With the Local Security Settings console, it’s easy to create a security rule that watches for Unicode bi-directional control characters and warns the user if they click on one. Otherwise, it’s all but impossible.
So, if you have any version of Windows besides a Home version, then you can probably take advantage of the simple countermeasure against the RLO control character recommended by a 2011 advisory from the the Information Technology Promotion Agency (IPA) of Japan.
The IPA’s simple six-step instructions shows Windows users who have the “secpol.msc” how to launch it and create a new software restriction policy rule for the RLO control character that will generate a warning message if they click on a filename using RLO spoofing.

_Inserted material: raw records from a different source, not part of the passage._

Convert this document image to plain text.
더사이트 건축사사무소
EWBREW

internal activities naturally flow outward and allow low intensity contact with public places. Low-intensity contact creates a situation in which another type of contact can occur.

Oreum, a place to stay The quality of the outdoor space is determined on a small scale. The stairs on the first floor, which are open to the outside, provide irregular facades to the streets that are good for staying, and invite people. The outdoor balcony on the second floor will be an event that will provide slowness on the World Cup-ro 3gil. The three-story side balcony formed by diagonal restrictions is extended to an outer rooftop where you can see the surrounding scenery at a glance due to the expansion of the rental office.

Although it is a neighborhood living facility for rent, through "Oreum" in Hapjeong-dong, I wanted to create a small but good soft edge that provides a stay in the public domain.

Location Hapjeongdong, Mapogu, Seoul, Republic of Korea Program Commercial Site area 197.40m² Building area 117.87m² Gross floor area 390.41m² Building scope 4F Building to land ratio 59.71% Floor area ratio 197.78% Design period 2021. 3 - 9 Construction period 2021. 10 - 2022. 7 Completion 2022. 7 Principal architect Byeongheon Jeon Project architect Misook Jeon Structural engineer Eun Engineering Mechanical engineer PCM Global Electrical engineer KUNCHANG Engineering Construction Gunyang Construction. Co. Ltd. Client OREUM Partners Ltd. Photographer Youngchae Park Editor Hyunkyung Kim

Otherwise I have nothing much to offer people in the way of a fix. I can’t see how to create an applicable exception rule in the Windows Firewall or Windows Defender and the expedient of ripping the Local Security Settings console out of a Pro Windows to stick it in Home Windows version has been bandied about but sounds far too dodgy to even try, let alone recommend.
I see no protection against RLO spoofing offered by any major antivirus software package and I haven’t a clue what to tell Linux and Mac users.
Apparently two security wrongs almost make a right
I disable Microsoft’s awful “hide file extensions” feature (which is on-by-default as of Windows 8) so I should say that and if you have it enabled, it will slightly adversely affect the look of RLO spoofed filenames by striping the reversed file extension and the period but the fake extension will still be there.
This reminds me of the original security problem that Microsoft caused by introducing this dumb feature. Back in the early 2000s, hackers quickly realized that they could name malware aplications thusly: “the-sound-of-music.mp3.exe” and Microsoft’s “wonderful” new feature would trim the file to read: “the-sound-of-music.mp3”.
And if malware authors continue to count on Windows users hiding file extensions, it can only be “default” of Microsoft, which made extension-hiding the default beginning with Windows 8 in 2012.